A new policy brief by Shoresh Institution for Socioeconomic Research vice president, Prof. Ayal Kimhi, “Socioeconomic aspects of Coronavirus infection rates across Israeli municipalities,” identifies the impact of several major municipal attributes on the infection rate, while controlling for the effects of other attributes.
Utilizing a multiple regression analysis, Prof. Kimhi examined a number of municipal characteristics that could potentially explain differences in infection rates across Israeli towns. He identified three municipal attributes with statistically significant (and robust to model specification) effects on the infection rate: the percent of population in the 75+ age group; population density per square kilometer of residential area; and the percent of the population living in religious boarding schools. Other attributes that were examined, but were not found to affect the infection rate significantly, include the municipality’s socioeconomic ranking, the share of population in the 35-55 age group with an academic degree, the average wage of salaried employees, and the municipality’s peripheriality cluster. Exclusion of these variables from the regression did not change the results in a meaningful manner.
Infection rates were found to be negatively correlated with the percent of population in the 75+ age group, perhaps because people in that age group followed the social isolation orders more strictly. However, this relationship was not particularly large. On the other hand, the other two variables had substantial quantitative effects on municipal infection rates, and their statistical significance was robust to various specifications of the regression model.
Figure 1 highlights the strong link between infection rates and the fraction of population living in religious boarding schools:
Figure 2 displays the strong relationship between infection rates and population density.
While the positive links are clear in both figures, it is also evident is that these relationships are stronger at the extreme values of each of the explanatory characteristics.
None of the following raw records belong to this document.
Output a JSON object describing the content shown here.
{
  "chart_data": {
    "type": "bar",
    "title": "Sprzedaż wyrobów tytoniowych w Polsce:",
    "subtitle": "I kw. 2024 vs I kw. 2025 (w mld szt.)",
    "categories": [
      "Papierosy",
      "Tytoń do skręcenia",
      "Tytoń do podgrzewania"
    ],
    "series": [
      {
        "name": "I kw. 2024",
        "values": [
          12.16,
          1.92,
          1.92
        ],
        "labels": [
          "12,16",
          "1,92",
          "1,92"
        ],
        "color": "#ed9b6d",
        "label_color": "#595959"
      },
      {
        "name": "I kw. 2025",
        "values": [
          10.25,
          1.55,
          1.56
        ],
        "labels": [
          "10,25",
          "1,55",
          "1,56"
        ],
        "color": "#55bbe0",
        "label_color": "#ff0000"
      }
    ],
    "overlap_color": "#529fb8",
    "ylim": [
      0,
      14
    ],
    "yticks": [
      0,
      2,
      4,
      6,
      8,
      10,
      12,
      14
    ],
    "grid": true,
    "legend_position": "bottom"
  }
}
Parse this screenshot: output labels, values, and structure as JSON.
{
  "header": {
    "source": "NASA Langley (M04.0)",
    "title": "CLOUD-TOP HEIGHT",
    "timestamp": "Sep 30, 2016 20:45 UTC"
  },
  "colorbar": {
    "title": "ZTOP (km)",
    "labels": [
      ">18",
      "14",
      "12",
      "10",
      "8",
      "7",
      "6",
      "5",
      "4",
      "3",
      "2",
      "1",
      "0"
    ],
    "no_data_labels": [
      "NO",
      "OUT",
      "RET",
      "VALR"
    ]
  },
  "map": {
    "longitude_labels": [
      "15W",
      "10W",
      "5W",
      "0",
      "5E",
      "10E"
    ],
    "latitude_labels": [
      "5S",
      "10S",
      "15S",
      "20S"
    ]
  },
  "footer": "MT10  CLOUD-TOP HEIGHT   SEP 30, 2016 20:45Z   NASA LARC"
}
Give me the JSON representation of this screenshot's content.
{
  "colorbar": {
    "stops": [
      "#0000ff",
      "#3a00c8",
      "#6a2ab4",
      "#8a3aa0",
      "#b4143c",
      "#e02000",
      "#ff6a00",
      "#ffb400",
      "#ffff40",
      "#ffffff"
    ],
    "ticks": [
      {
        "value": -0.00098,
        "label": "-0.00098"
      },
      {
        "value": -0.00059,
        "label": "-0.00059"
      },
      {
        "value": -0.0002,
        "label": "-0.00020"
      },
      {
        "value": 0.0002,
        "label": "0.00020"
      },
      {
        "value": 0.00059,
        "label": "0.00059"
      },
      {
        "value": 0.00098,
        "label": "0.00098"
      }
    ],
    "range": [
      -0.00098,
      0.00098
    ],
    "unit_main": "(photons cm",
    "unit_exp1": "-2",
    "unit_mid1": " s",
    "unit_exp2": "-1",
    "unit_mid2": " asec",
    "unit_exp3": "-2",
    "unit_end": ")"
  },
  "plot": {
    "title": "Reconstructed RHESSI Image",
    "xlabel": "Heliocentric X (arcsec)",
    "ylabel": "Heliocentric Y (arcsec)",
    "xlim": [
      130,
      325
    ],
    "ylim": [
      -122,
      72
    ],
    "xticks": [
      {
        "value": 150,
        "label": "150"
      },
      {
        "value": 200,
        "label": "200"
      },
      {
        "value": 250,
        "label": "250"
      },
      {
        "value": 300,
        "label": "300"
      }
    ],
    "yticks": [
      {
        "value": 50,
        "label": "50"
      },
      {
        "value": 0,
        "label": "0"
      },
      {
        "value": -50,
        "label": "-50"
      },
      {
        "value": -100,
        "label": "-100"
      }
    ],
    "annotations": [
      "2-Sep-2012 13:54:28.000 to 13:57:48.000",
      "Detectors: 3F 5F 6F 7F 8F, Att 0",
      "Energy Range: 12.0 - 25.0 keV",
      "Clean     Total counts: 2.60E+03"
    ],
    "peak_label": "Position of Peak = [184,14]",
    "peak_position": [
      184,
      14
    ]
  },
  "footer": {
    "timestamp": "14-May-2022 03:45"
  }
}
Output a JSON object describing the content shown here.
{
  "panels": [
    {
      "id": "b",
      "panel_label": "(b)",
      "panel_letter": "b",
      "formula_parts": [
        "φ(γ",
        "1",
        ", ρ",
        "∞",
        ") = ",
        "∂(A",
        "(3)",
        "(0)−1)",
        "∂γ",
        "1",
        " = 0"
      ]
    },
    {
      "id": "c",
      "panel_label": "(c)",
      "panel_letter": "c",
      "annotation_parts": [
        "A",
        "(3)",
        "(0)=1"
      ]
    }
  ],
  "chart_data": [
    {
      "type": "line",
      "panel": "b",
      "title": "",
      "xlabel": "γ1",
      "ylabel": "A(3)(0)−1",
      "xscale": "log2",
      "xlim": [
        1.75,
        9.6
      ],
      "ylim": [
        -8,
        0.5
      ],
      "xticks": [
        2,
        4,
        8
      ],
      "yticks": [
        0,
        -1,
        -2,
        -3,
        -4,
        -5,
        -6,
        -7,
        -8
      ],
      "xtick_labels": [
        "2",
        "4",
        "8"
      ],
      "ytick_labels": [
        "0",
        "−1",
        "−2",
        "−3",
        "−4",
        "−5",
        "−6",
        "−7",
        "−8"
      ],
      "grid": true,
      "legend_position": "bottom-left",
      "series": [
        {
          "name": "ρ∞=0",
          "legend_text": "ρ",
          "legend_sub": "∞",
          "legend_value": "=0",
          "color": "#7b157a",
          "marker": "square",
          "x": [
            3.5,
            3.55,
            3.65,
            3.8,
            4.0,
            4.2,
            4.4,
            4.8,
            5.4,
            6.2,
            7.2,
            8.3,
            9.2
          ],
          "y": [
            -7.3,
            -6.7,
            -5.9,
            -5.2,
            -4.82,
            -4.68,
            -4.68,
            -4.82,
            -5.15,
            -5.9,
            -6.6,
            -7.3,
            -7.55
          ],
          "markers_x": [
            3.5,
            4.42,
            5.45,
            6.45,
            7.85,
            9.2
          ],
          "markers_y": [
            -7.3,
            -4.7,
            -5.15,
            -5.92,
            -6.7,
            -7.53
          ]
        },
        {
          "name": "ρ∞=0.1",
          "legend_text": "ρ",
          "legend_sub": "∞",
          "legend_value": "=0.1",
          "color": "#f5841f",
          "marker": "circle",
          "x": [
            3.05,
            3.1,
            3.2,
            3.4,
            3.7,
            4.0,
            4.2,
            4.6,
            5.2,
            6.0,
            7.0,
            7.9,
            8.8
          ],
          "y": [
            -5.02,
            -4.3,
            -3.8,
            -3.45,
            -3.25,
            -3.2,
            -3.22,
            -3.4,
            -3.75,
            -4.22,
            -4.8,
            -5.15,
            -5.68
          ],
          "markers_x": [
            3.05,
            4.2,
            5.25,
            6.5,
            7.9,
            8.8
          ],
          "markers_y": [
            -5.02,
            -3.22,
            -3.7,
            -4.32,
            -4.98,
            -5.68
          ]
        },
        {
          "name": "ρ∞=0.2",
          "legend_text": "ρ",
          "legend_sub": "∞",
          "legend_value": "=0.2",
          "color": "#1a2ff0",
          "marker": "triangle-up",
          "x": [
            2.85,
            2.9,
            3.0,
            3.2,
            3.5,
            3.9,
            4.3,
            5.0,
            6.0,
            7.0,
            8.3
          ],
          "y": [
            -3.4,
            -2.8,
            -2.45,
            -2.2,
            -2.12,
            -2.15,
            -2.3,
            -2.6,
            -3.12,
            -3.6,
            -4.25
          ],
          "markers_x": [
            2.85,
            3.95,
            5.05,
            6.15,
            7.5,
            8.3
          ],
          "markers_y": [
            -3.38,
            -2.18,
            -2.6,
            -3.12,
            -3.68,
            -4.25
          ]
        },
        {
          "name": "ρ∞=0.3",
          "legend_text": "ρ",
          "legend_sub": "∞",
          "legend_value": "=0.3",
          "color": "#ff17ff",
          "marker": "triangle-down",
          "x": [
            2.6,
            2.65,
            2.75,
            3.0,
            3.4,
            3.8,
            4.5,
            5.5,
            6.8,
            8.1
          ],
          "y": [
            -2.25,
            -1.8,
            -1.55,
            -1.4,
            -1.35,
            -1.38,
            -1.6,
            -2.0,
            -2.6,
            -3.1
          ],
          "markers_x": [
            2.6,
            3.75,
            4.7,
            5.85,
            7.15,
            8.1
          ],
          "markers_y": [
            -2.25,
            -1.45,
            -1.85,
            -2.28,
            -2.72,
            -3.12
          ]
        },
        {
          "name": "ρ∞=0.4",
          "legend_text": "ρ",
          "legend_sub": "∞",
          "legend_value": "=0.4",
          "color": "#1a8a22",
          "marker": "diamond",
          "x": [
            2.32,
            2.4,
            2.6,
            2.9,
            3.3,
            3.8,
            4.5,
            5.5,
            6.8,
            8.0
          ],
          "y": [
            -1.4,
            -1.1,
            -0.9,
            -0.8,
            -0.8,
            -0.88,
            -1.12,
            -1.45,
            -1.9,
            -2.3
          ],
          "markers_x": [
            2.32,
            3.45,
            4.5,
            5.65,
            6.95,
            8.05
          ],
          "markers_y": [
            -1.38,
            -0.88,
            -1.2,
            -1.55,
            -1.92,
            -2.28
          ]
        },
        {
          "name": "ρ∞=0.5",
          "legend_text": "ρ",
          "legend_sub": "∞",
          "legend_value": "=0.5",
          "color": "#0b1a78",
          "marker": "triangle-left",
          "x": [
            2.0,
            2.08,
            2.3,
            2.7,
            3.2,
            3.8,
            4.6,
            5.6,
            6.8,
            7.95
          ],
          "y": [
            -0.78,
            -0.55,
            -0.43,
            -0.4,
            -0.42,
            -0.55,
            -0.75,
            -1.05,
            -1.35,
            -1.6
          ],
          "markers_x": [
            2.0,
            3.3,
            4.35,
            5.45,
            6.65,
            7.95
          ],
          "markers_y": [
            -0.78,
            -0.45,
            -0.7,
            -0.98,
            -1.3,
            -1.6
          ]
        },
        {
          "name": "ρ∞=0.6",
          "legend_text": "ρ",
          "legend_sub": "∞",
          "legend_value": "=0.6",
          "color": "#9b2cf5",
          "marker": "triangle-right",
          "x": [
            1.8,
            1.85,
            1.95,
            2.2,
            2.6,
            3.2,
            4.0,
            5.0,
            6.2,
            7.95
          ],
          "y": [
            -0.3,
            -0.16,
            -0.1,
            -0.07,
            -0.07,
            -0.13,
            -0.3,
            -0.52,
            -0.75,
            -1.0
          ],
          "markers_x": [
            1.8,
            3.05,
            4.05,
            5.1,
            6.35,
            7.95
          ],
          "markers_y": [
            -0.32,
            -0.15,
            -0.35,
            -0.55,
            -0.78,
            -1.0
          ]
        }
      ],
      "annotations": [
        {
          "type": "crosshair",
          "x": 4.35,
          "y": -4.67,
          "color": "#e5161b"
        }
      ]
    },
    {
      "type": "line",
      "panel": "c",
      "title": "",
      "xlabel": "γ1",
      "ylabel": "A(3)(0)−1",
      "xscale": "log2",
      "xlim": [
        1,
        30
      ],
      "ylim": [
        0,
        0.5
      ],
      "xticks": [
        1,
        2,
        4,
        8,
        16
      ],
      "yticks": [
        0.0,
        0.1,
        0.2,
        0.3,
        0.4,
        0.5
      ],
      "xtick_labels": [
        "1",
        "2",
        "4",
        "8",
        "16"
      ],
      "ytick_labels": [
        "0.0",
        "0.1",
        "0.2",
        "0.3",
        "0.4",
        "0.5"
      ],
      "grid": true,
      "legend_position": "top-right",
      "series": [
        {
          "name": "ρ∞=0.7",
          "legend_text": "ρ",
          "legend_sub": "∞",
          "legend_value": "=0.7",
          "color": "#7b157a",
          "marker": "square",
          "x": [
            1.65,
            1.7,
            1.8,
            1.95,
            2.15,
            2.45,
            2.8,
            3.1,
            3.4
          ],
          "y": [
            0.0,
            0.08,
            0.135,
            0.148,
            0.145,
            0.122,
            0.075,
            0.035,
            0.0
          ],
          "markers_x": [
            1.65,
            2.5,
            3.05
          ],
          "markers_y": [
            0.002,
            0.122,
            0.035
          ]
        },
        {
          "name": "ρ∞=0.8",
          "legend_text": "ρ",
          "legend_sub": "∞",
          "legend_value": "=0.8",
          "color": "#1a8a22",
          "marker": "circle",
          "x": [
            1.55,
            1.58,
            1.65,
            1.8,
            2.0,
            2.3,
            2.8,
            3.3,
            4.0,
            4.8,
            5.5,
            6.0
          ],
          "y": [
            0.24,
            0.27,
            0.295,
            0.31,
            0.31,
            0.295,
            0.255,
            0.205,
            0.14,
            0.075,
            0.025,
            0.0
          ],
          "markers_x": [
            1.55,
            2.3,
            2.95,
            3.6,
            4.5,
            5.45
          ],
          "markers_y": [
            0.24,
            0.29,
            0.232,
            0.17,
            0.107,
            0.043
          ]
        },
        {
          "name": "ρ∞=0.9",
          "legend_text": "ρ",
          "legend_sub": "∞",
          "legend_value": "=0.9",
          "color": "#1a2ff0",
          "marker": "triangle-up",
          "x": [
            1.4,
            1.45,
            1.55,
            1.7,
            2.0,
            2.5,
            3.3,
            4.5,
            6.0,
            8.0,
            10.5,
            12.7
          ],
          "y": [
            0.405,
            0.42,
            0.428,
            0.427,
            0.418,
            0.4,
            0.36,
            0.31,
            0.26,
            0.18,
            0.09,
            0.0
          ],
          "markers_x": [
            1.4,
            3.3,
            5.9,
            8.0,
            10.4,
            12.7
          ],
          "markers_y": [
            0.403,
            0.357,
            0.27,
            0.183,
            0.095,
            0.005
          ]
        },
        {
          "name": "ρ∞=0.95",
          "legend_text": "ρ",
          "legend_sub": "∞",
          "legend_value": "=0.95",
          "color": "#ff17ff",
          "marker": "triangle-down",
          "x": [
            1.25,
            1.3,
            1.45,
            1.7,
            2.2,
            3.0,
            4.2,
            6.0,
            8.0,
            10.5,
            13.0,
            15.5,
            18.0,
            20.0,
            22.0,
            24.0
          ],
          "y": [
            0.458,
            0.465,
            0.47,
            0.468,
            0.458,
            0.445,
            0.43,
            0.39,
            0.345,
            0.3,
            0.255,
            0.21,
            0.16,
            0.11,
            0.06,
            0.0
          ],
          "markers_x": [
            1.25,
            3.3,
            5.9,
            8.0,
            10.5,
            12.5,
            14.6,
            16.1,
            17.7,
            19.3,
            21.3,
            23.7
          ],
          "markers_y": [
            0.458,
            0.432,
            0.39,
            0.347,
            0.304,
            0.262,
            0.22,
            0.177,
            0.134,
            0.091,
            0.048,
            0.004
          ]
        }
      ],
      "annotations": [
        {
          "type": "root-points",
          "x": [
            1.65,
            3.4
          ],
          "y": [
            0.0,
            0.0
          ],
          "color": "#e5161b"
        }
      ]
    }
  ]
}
To highlight the contribution of these two municipal attributes to the extent of coronavirus infections, the Shoresh study highlighted two groups of Israeli municipalities at both ends of the infection spectrum. 1.3 million people live in municipalities with infection rates below 60 per population of 100,000, and 1.6 million people live in municipalities with infection rates above 300 per population of 100,000. The infection rate in municipalities with the lowest infection rates averaged 31 persons per population of 100,000 while in municipalities with the highest infection rates, the infection rate averaged 560 persons per population of 100,000.
Prof. Kimhi then simulated how an increase in the share of population living in religious boarding schools (from the low share in the low infection towns, to the high share in the high infection towns) would have contributed to higher coronavirus infection rates in the low infection towns. Specifically, infection rates in the low infection towns would have increased by 232 persons per population of 100,000.
The Shoresh study then conducted a similar simulation on the impact of population density within towns. In municipalities with the lowest infection rates, population density is about 9,300 persons per square kilometer. At the other end of the spectrum, municipalities with the highest infection rates possess population density over two and a half times higher – about 25,000 persons per square kilometer. An increase in population density in the towns with the lowest infection rates to the population density in the towns with the highest infection rates would have increased their infection rates by 205 persons per population of 100,000.
As shown in Figure 3, these two attributes explain nearly the entire gap in infection rates between the two groups of municipalities.
Prof. Ayal Kimhi surmises that the strong relationship between infection rates and the fraction of population living in religious boarding schools could be due to lack of compliance with the social distancing regulations – either because of simple misconstruing of these regulations, a basic attitude of non-compliance with government authorities, or to irresponsible conduct by the heads of those institutions. Prof. Kimhi: “It should be noted that no statistical relationship was found between infection rates and the percentage of population living in non-religious boarding schools, in medical institutions, in assisted living accommodations, and in other institutions. As for population density, it is not necessary to explain how it’s related with infection rates.”
Policy ramifications from the Shoresh study suggest a middle ground between the policy of overall shutdown that was imposed in Israel, with its enormous economic damage, and a policy of a selective shutdown, that needs to be based on a wide and efficient testing system that does not currently exist. Specifically, Prof. Kimhi states that it may be possible to use a selective shutdown policy in certain municipalities with certain attributes in which the risk of being infected and spreading the virus is particularly high.